Berkinim bir kerecik güzel gözlerini açıp da sana sorsa:
“Fırından yeni çıkmış bir ekmeğin kokusunu duyduğunda
Ya da her gün keyif içinde yemeğini yerken,
Bir kez bile beni düşünüp
Ağladın mı Erdoğan Amca?
Yatağa yatmışsın ya da
Boş ver ölüm korkusunu falan,
Bir kerecik gencecik bedenimde ve ruhumda açılan yaraları
Ve kendi başıma yatağında dönemeyen beni düşünüp
Huzursuzca dönüp durdun mu yatağında?
Senin kaybettiğin ya da kaybedeceğin paraların yanında Erdoğan Amca
Bizim gencecik hayatlarımızın
Değeri bile yok,
Öyle değil mi?
Yarın doğum gününü kutlayamayacak olan
Abdullah ağabeyin yaşayamadığı onca yılı yaşamışsın.
Buna utanıp ağlayacağın yerde,
Yediğin fırça yüzünden döküyorsun gözyaşlarını yalan yere.

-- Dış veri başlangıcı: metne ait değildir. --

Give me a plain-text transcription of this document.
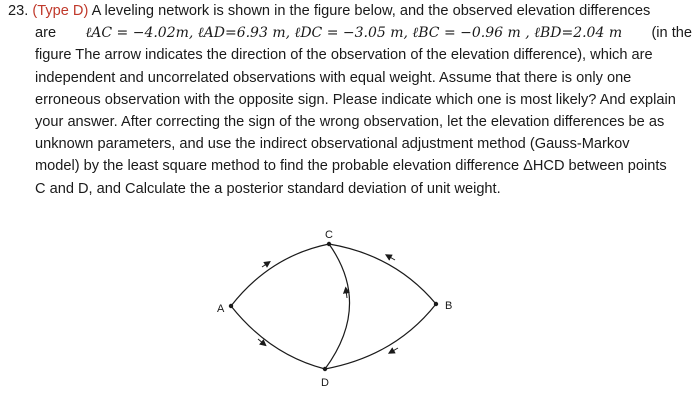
23. (Type D) A leveling network is shown in the figure below, and the observed elevation differences
are ℓAC = −4.02m, ℓAD=6.93 m, ℓDC = −3.05 m, ℓBC = −0.96 m , ℓBD=2.04 m (in the
figure The arrow indicates the direction of the observation of the elevation difference), which are
independent and uncorrelated observations with equal weight. Assume that there is only one
erroneous observation with the opposite sign. Please indicate which one is most likely? And explain
your answer. After correcting the sign of the wrong observation, let the elevation differences be as
unknown parameters, and use the indirect observational adjustment method (Gauss-Markov
model) by the least square method to find the probable elevation difference ΔHCD between points
C and D, and Calculate the a posterior standard deviation of unit weight.
C
A	B
D
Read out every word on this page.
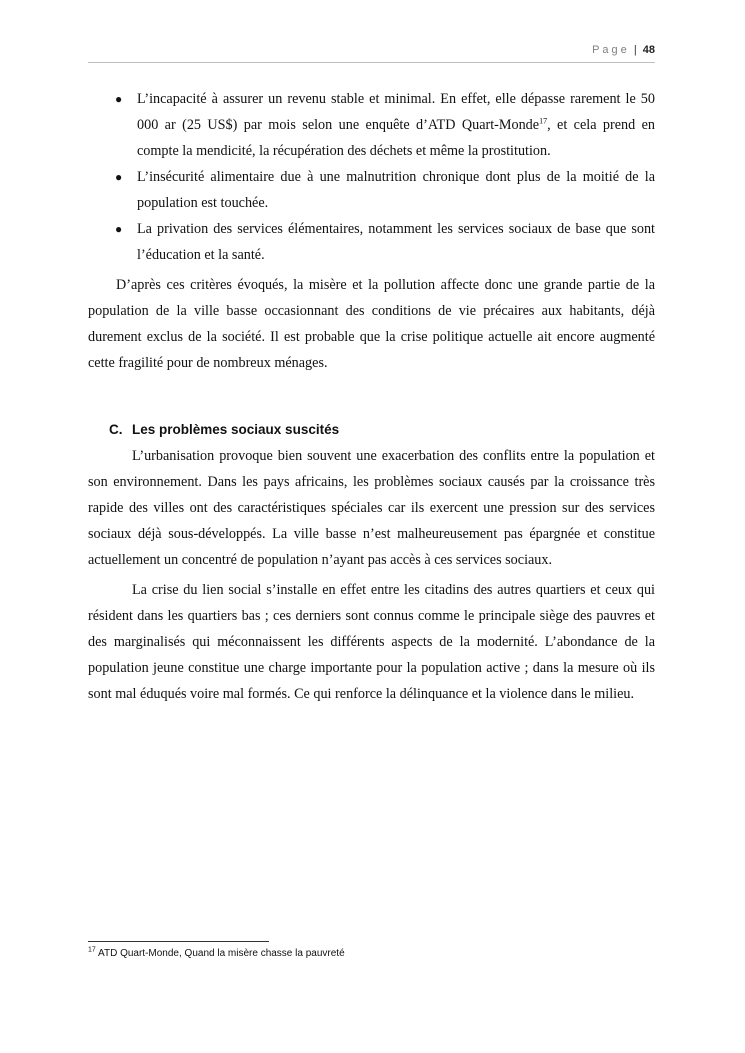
Page | 48
● L’incapacité à assurer un revenu stable et minimal. En effet, elle dépasse rarement le 50 000 ar (25 US$) par mois selon une enquête d’ATD Quart-Monde$^{17}$, et cela prend en compte la mendicité, la récupération des déchets et même la prostitution.
● L’insécurité alimentaire due à une malnutrition chronique dont plus de la moitié de la population est touchée.
● La privation des services élémentaires, notamment les services sociaux de base que sont l’éducation et la santé.

D’après ces critères évoqués, la misère et la pollution affecte donc une grande partie de la population de la ville basse occasionnant des conditions de vie précaires aux habitants, déjà durement exclus de la société. Il est probable que la crise politique actuelle ait encore augmenté cette fragilité pour de nombreux ménages.

C. Les problèmes sociaux suscités

L’urbanisation provoque bien souvent une exacerbation des conflits entre la population et son environnement. Dans les pays africains, les problèmes sociaux causés par la croissance très rapide des villes ont des caractéristiques spéciales car ils exercent une pression sur des services sociaux déjà sous-développés. La ville basse n’est malheureusement pas épargnée et constitue actuellement un concentré de population n’ayant pas accès à ces services sociaux.

La crise du lien social s’installe en effet entre les citadins des autres quartiers et ceux qui résident dans les quartiers bas ; ces derniers sont connus comme le principale siège des pauvres et des marginalisés qui méconnaissent les différents aspects de la modernité. L’abondance de la population jeune constitue une charge importante pour la population active ; dans la mesure où ils sont mal éduqués voire mal formés. Ce qui renforce la délinquance et la violence dans le milieu.

$^{17}$ ATD Quart-Monde, Quand la misère chasse la pauvreté
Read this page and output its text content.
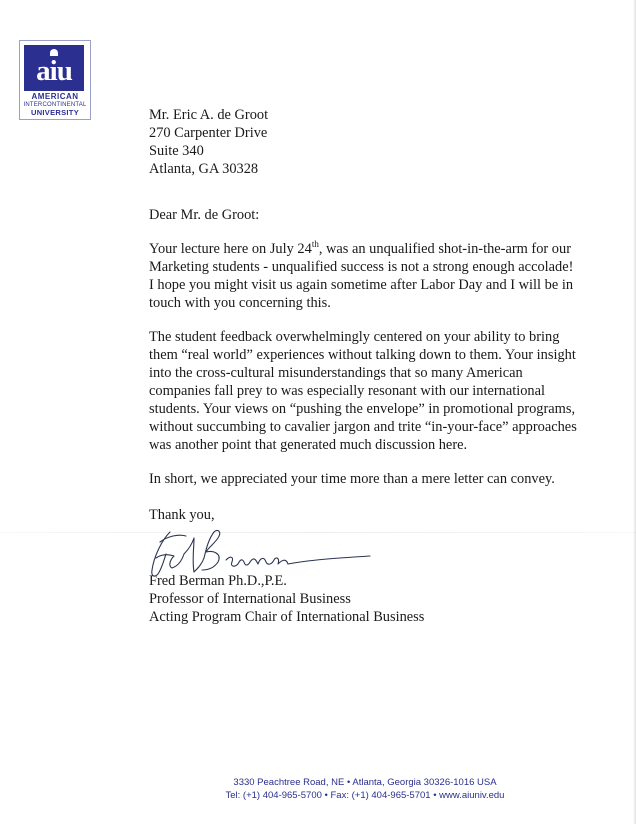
aiu
AMERICAN
INTERCONTINENTAL
UNIVERSITY	Mr. Eric A. de Groot
270 Carpenter Drive
Suite 340
Atlanta, GA 30328

Dear Mr. de Groot:

Your lecture here on July 24th, was an unqualified shot-in-the-arm for our Marketing students - unqualified success is not a strong enough accolade! I hope you might visit us again sometime after Labor Day and I will be in touch with you concerning this.

The student feedback overwhelmingly centered on your ability to bring them “real world” experiences without talking down to them. Your insight into the cross-cultural misunderstandings that so many American companies fall prey to was especially resonant with our international students. Your views on “pushing the envelope” in promotional programs, without succumbing to cavalier jargon and trite “in-your-face” approaches was another point that generated much discussion here.

In short, we appreciated your time more than a mere letter can convey.

Thank you,

Fred Berman Ph.D.,P.E.
Professor of International Business
Acting Program Chair of International Business
3330 Peachtree Road, NE • Atlanta, Georgia 30326-1016 USA
Tel: (+1) 404-965-5700 • Fax: (+1) 404-965-5701 • www.aiuniv.edu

Bir sabah evimden çıkıp ekmek almaya giderken
Başıma yediğim gaz fişeğiyle yere düşerken bile
Ağlamadım ben.
Kapat telefonu Erdoğan Amca.
Kapat telefonu…
Bak 14 yaşında bir çocuk
Küçücük elleriyle hayata tutunmaya çalışıyor.
Ve benim yakınlarım
Hayatımı kaybetme ihtimalime
Senin yediğin fırçalar yüzünden ağladığın kadar bile
Oturup ağlamıyor.
Yazarın notu:
Senin kaybettiklerinin günlerdir uyuyan Berkinimizden ve kaybettiğimiz çocuklarımızın hayatlarından daha değerli olduğunu ispatla bize, oturup beraber ağlayalım seninle Erdoğan Amca.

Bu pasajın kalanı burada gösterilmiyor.